In a double-blind study, neither the researchers nor the participants know who is receiving the experimental treatment. It is tricky to do with drugs like psilocybin because the hallucinations they induce mean volunteers know they aren’t taking a placebo. But Griffiths and his colleagues got around the problem by using a placebo that induces a slight stimulating effect to trick recipients into think they got the active drug.

“These substances seem to unlock the brain’s ability to remodel itself”

Figuring that psychedelic experiences would be particularly valuable to people confronting a terminal illness, Griffiths and others began trials designed to assess the safety and efficacy of psilocybin to treat anxiety in people with advanced cancer.

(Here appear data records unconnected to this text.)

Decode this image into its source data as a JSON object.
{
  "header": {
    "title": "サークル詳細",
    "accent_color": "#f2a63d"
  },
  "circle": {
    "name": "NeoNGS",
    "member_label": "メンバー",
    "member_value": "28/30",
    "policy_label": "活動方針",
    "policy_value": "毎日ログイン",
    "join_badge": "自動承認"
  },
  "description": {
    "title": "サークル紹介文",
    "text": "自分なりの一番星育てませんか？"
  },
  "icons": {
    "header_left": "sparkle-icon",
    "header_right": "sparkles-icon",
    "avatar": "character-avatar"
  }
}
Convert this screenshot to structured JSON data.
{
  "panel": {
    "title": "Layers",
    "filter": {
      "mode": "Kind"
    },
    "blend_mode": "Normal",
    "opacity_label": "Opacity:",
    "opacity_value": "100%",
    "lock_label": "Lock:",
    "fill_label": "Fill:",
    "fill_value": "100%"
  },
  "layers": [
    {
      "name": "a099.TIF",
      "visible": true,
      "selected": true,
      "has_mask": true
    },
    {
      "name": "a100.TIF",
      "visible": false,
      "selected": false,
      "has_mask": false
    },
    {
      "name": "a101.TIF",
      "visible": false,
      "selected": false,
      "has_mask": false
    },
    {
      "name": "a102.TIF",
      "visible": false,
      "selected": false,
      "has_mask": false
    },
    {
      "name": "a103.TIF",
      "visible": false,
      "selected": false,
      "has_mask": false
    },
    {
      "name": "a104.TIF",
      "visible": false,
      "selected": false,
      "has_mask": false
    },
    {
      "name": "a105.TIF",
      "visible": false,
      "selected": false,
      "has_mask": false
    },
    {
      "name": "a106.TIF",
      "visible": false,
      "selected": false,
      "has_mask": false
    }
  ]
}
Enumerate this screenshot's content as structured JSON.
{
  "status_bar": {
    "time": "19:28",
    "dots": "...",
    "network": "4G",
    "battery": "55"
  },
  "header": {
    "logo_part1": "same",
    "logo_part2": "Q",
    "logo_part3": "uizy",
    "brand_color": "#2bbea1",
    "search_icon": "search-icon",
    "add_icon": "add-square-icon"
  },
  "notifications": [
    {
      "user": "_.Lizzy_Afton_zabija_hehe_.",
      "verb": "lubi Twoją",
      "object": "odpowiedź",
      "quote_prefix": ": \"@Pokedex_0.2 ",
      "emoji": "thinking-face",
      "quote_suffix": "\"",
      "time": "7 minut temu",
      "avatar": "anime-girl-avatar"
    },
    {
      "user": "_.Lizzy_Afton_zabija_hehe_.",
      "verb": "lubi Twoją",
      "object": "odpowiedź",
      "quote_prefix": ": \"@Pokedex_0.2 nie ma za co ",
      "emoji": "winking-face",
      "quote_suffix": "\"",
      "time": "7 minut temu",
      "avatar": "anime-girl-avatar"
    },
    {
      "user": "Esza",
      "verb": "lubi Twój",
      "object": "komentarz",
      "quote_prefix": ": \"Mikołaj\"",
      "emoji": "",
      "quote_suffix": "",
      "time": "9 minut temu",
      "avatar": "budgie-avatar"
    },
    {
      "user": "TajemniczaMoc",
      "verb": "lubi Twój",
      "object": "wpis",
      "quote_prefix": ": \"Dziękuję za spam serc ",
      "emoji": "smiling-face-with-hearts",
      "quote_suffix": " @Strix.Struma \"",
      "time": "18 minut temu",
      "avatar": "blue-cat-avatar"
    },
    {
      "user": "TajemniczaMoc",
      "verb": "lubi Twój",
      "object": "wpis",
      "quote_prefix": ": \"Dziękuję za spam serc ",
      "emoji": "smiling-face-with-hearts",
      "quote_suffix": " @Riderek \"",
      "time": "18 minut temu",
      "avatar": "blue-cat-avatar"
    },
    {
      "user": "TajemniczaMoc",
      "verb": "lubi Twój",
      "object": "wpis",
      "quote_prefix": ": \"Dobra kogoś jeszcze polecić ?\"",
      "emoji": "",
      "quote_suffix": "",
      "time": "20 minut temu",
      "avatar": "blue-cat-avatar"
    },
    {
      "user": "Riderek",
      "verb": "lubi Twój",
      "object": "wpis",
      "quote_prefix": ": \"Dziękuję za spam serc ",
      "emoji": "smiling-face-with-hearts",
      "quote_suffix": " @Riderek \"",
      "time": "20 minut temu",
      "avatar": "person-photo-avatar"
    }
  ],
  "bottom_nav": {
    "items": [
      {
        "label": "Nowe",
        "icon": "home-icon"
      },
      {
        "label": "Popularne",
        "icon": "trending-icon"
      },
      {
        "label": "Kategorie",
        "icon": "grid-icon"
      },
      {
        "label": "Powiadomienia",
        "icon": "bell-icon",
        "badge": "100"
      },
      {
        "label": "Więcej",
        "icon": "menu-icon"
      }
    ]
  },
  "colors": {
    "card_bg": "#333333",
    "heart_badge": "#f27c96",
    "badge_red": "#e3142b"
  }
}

In the largest of those, Griffiths recruited 51 volunteers. Half of them were given a small placebo-like dose during one session, then a high dose five weeks later. For the other half, the sequence was reversed.

The results were published last year. There was a marked reduction in depression and anxiety symptoms compared with placebo after the high-dose session, and for 80 per cent of them those benefits continued to be felt six months later. An associated study at New York University reported similar results.

Meanwhile, Robin Carhart-Harris, a neuroscientist at Imperial College London, has been working with people with depression that has resisted all available treatments. In a trial involving 20 people, participants had two sessions – one on a single low dose of psilocybin (10 milligrams), one on a single high dose (25 mg) – during which they each separately lay listening to specially chosen music, accompanied by therapists.